Supporters of Australia adopting a war-like stance must be more than happy with Prime Minister Scott Morrison's obsequious pledge: “We will move in lockstep with our partners and allies."
Journalists sometimes conjecture. In the propagandised world in which we live some, like Hartcher, also offer “expert” policy advice.
Last year, the hawkish Liberal Senator Jim Molan lamented that despite the billions of extra dollars being pumped into the “defence” budget, the military “lacks lethality, sustainability and mass”.
Morrison’s decision to boost the army by 18,000 troops is considered by media as being nowhere near enough, nor fast enough to be effective.
Hartcher has proposed a plan: introduce conscription; stop selling iron ore to China; and offer more facilities for US troops.
A few years ago, it would have been impossible to imagine a serious journalist would consider attempting to have such nonsense printed, far less have it taken seriously.
The argument for conscription is, in part, a response to the new German government’s turn to militarism including the discussion of conscription. The toe-in-the-water talk here is tempered by inferring that the conscripts would be used for relief work with floods and fires and in aged-care homes. It is a ploy designed to win public support for something that has always been anathema to the public. This conscription is presented as pacifist in nature, and would leave the army the freedom to get on with the core business of preparing for war. It is a spurious argument at best.
Australia is also being urged to stop selling iron ore to China. Last year, 80% of iron ore exports went to China. The fantasy is that Australia’s much vaunted “interests” will be furthered by an act of economic suicide.
In a world where propaganda takes over from truth, fantasy may have a place, but how will the billions upon billions of dollars that have been earmarked for Australia’s militarisation be found without selling commodities to our most important trading partner?
War, in the minds of the warmongers, is both imminent and inevitable. If all goes to their plan we will have thousands more soldiers, a conscript army to back them up and a ravaged economy. We will be moving in lockstep with our partners, as the PM pledged.
This brings us to point three of the master plan.
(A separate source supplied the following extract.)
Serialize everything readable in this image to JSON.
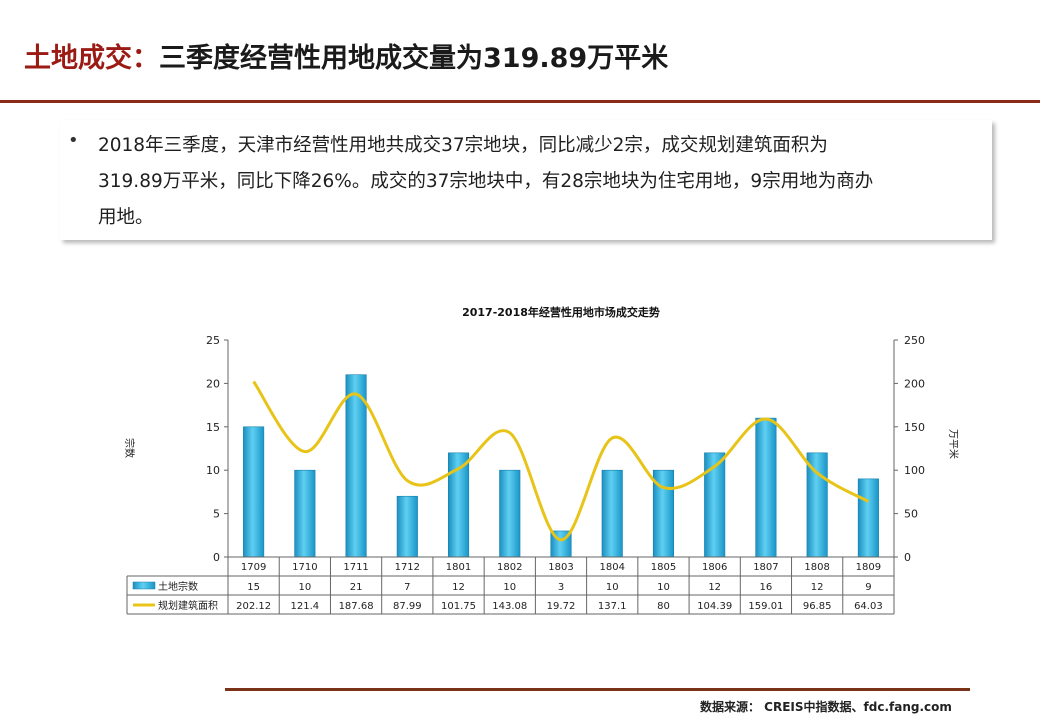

A greater use of Australian territory should be made available to the US for its nuclear-armed ships, planes and to further rotate forces from bases. This argument is based on the idea that US forces and materiel will be somehow “safer” here than they would be if they were in closer range of Chinese missiles.
At the same time, theorists accept that this would potentially make Australia a target in that seemingly inevitable conflict.
The disturbing part about all of this is not that it can be imagined, or written, but that it is becoming acceptable fare in the media and, therefore, for the public.
There is now an unquestioned assumption that China is a threat, that the threat is real and that our lives and security are in immediate danger. At some stage, tangible evidence will need to be offered to support this claim.
The potential for economic chaos must keep many a capitalist awake at night. Australia’s economy has long been based on extractive industries. While these industries employ relatively few workers, they provide vast profits for even fewer capitalists. The total export value of commodities to the world last year was $475 billion, $246 billion of which came from minerals and fuels.
Given that 35% percent of Australia’s trade is with China, how willing will these sections of capital be to heed the call to war?
To move in lockstep with “allies” is leading us into an abyss.